Way Too Early, Super-Tentative Opening Night Starting Lineup
This was one thing that Adelman let out that gave us a better idea of where the Timberwolves are headed in the wake of Budinger potentially missing extended time. Adelman said that the guards will probably be Ricky Rubio and Martin; Pekovic and Love at the four and five; but then finished off by saying “probably Corey at the three.” If Budinger winds up missing camp and/or preseason it might make sense to have Brewer start the season as the starting small forward to ease Budinger back into things.
So here is the way too early, super-tentative opening night starting lineup for the Timberwolves:
PG: Ricky Rubio (Duh.)
SG: Kevin Martin (Kinda duh now with Budinger possibly out.)
SF: Corey Brewer (Wasn’t so duh a week ago.)
PF: Kevin Love (Duh)
C: Nikola Pekovic (Duh.)
Ronny Turiaf is the Man (And You Won’t Convince Me Otherwise)
Seriously.

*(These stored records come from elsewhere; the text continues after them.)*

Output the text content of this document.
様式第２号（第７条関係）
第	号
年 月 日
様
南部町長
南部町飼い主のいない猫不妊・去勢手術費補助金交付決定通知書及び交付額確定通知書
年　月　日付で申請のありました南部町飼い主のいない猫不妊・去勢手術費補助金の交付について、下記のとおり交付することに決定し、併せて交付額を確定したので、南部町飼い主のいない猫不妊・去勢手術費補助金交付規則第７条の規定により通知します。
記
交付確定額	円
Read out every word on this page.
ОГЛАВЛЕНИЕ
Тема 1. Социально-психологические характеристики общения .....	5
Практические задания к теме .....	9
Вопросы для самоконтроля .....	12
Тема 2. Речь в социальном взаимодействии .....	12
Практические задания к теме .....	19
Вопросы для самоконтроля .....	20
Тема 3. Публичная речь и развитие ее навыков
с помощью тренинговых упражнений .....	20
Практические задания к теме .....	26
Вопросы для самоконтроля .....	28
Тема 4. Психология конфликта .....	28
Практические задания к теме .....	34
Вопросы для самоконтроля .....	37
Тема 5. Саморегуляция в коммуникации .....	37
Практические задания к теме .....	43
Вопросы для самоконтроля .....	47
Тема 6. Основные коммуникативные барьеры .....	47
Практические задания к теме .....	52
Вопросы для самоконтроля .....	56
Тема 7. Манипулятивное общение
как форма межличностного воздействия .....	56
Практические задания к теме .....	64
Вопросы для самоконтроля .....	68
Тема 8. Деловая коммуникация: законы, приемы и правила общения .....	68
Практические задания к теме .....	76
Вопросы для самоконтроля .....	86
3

He’s my new favorite player and he hasn’t even played a minute of basketball for the Timberwolves.
Perhaps the best moment was when him and Derrick Williams were supposed to hold their press conferences jointly and Derrick was late, so we proceeded without him. Mid-question, Turiaf notices Derrick standing off to the side and tells him to join us. Derrick says he wanted to make sure he wasn’t interrupting, which is funny because this exchange probably interrupted things more than it would have if he just pulled up a chair next to him.
Turiaf and Williams went on fielding questions from the media for another seven minutes or so. Derrick had the same jaw surgery that Kevin Love had awhile back with the same doctor that corrected his bite and said that he was feeling great because it helped his breathing. Turiaf, was not only an entertaining interview, but also mentioned that he’s made money so he’s only here to make something special happen, which was cool.
As they were getting up to leave, Williams before Turiaf, Ronny calls out, “Thanks for joining us, Derrick!” You might’ve had to be there, but it was perfectly timed.